I had the opportunity to view my skin under a UV machine that showed the damage the sun has done to my skin. I.WAS.HORRIFIED. Lurking below my skin was more freckles than I thought could fit on a face. I couldn’t understand the results. I don’t tan. I tried to get that bathing beauty glow, but I ended up with a color that could be best described as, ” pink freckled mess.” I don’t even consider a foundation that doesn’t have an SPF of at least 15. I would go to the beach in a HAZMAT suit if I could. Unfortunately, the culprit that is wreaking havoc on my face is something called ” incidental sun exposure.” I learned that everyone, no matter what your complexion, should add sunblock to your daily beauty routine.
Incidental sun exposure is when you, unwittingly, soak up the
damaging rays from the sun doing everyday activities. Something as simple as driving in a car, or walking the dog can expose you to damaging rays. A person gets 80% of their sun exposure through incidental sun exposure. When you go without a sunscreen, that adds up to two weeks frying in the sun, yearly. OUCH! Even though it is some protection, an SPF in your foundation is not enough. According to Leslie Baumann MD, director of cosmetic dermatology at the Miller school of Medicine at the Univesity of Miami, ” Make-up does not provide enough coverage, You need to use seven times the normally used amount of foundation and 14 times the normally used amount of powder to get the SPF on the label.” That is A LOT of foundation.

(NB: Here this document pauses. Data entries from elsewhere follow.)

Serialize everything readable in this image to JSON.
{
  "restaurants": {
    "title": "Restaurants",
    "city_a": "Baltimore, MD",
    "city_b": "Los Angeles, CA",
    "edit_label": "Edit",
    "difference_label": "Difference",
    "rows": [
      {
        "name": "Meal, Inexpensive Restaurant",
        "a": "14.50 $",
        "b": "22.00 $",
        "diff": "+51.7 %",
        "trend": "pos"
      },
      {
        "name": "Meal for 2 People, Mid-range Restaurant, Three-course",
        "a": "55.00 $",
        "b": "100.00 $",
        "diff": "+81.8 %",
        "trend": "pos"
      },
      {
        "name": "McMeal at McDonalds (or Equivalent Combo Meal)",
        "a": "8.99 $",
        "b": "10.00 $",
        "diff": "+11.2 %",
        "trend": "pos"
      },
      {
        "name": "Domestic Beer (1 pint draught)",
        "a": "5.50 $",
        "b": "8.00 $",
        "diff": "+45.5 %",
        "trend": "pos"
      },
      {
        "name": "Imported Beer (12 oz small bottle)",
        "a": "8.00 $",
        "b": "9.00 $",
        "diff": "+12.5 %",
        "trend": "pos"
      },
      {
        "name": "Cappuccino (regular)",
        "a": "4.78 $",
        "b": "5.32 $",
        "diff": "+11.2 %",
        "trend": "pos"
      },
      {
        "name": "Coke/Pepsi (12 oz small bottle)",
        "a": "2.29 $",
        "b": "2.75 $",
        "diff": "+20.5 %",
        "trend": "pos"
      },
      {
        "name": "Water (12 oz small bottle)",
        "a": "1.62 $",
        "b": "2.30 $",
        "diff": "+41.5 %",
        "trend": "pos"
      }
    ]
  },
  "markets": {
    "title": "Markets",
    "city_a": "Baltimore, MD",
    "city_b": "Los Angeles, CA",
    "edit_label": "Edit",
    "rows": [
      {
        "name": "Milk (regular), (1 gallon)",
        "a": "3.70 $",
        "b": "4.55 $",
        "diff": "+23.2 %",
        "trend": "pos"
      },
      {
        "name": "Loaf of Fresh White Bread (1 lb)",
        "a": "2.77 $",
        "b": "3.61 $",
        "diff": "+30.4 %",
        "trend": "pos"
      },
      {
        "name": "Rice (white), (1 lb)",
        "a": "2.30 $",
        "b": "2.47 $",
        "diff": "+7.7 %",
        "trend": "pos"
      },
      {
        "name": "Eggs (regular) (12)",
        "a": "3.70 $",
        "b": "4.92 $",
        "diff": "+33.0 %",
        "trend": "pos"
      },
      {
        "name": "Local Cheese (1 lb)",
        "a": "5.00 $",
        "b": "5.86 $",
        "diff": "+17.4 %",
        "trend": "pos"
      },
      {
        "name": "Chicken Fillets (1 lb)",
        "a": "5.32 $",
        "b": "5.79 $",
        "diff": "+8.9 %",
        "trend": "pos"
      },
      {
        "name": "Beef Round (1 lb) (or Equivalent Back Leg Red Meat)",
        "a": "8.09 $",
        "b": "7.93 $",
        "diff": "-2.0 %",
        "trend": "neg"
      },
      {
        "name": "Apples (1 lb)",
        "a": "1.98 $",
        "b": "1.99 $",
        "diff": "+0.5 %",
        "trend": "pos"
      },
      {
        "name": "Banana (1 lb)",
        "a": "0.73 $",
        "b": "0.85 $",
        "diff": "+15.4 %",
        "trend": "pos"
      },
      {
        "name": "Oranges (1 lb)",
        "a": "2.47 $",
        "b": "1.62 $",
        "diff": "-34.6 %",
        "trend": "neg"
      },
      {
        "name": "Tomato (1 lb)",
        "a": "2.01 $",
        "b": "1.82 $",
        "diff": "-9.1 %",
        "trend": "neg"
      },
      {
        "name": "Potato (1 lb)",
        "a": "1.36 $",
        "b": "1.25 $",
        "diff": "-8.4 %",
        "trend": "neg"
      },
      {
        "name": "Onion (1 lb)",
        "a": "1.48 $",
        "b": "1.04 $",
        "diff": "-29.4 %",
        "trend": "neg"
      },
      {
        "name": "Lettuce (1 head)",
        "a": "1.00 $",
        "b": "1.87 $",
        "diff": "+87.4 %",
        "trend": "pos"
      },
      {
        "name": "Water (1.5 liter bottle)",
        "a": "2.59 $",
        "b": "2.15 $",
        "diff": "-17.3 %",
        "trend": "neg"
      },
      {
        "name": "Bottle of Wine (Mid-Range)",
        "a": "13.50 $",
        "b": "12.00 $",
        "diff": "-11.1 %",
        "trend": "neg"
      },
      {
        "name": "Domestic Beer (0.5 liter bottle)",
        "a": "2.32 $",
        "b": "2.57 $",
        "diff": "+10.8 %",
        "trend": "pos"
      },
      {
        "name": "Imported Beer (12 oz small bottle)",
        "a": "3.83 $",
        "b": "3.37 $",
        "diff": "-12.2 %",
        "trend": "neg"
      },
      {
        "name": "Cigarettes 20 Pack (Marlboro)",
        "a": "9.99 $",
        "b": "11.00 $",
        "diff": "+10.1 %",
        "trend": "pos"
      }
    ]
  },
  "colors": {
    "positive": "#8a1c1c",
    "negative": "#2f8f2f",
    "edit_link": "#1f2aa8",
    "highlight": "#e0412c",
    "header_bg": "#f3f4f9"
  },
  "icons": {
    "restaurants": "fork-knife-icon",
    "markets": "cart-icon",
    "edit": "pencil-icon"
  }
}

Even when we do use sunscreen, we aren’t using enough. You should use enough a broad-spectrum sunscreen to fill a shot glass for your body, and then use a teaspoon of sunscreen for your face and ears. If you are poolside or doing an outside activity it is recommended you reapply every 2-4 hours. It seems like a lot of work, but UVA and UVB exposure accounts for 90% of the symptoms of premature aging. If you have a good skin care regimen and don’t use sunscreen, it is like throwing money out of the window.
Even your hair needs sunscreen. UVB rays damage the proteins in your hair and UVA rays damage pigment.
Vanity aside, there is a more important reason to protect your skin from the sun. 76,000 new cases of Melanoma are diagnosed every year. Melanoma is a deadly, rapidly spreading cancer. Rates of melanoma are on the rise for men and women from ages 18 to 39. There are also other types of skin cancers like basal cell carcinoma and squamous cell carcinoma. Skin cancer affects people from all races, genders, ethnicities, and ages.
There are so many ways to get a faux glow and there are great sunscreens at every price range for every beauty need. Take care of yourself this summer and all year long and ensure that you are beautiful for many years to come.